I’ve measured WS2815 @12V using 12.04mA to 12.58mA when drawing at full brightness. The lower current figure is actually white, and the higher value is a solid color, I’m not quite sure why. I’ve seen them draw 1.85mA when idle / black.

I don’t have figures for the GS2808 but I suspect it is similar.

@jeff Quindor’s measurements are at the AC input to his power supply (or at least originally were), so you have to figure power supply conversion losses (the efficiency of which varies by load). That data is good for relative comparison, but not going to translate to what you would measure on a multimeter or what you would use to calculate your output load requirements.

@Gabe Keep an eye out for some tricks used in other 12V addressable LEDs, like that 12V APA102 strip you linked, that will most likely run 3 LEDs in series (not elements), meaning each “pixel” is actually drawn on 3 different LEDs.

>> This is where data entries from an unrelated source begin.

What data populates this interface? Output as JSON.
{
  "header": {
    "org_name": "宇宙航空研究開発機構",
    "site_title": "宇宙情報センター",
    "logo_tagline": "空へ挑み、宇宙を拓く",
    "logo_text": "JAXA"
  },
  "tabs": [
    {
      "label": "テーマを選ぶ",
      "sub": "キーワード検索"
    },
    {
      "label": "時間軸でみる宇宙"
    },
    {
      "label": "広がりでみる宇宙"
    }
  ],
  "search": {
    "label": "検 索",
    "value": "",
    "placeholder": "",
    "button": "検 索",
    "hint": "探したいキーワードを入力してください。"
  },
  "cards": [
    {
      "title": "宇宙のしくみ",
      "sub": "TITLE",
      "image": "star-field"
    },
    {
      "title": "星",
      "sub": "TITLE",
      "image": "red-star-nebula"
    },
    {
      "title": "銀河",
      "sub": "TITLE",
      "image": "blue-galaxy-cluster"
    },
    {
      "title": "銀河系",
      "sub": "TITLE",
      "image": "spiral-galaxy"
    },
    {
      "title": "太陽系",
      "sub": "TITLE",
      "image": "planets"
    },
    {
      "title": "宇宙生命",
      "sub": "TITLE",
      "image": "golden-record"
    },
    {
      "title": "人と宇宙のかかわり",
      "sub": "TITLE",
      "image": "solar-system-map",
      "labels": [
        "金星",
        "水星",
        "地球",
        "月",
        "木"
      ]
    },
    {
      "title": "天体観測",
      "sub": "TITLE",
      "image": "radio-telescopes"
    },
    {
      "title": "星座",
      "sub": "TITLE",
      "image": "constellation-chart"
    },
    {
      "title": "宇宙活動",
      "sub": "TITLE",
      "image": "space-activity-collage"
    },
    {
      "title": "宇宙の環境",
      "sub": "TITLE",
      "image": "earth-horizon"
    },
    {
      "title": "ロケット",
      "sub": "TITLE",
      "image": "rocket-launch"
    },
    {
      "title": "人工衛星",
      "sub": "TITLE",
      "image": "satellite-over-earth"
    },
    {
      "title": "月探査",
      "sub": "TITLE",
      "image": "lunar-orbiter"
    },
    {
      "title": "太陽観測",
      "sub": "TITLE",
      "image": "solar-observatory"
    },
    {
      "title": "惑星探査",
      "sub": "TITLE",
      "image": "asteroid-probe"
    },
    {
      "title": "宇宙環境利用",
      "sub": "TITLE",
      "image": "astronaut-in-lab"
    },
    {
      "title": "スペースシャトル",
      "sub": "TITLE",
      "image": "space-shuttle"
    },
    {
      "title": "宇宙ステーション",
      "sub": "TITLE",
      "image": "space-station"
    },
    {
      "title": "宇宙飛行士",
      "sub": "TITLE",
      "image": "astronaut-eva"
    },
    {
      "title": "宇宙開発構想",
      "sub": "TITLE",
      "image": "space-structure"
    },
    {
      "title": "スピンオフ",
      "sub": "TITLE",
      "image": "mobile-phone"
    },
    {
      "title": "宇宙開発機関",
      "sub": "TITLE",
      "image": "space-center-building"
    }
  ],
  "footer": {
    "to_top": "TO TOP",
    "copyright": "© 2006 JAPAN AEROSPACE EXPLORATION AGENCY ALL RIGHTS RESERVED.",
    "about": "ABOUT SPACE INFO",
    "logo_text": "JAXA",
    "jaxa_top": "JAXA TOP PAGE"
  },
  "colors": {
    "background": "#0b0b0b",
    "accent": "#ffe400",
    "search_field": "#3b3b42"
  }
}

Good for zone lighting, but not fine-detail pixels.

Yet another thing to look out for is inefficient 12V addressable LEDs that wire single elements to parallel lines, for example WS2811 can be used with 12V to efficiently drive 3 LEDs per pixel, or a single LED inefficiently – both configurations draw the same current/power, but with the single LED setup the extra power is lost as heat.


@wizard" Keep an eye out for some tricks used in other 12V addressable LEDs, like that 12V APA102 strip you linked, that will most likely run 3 LEDs in series (not elements), meaning each “pixel” is actually drawn on 3 different LEDs. Good for zone"

When you look look at the strip how do you tell the difference?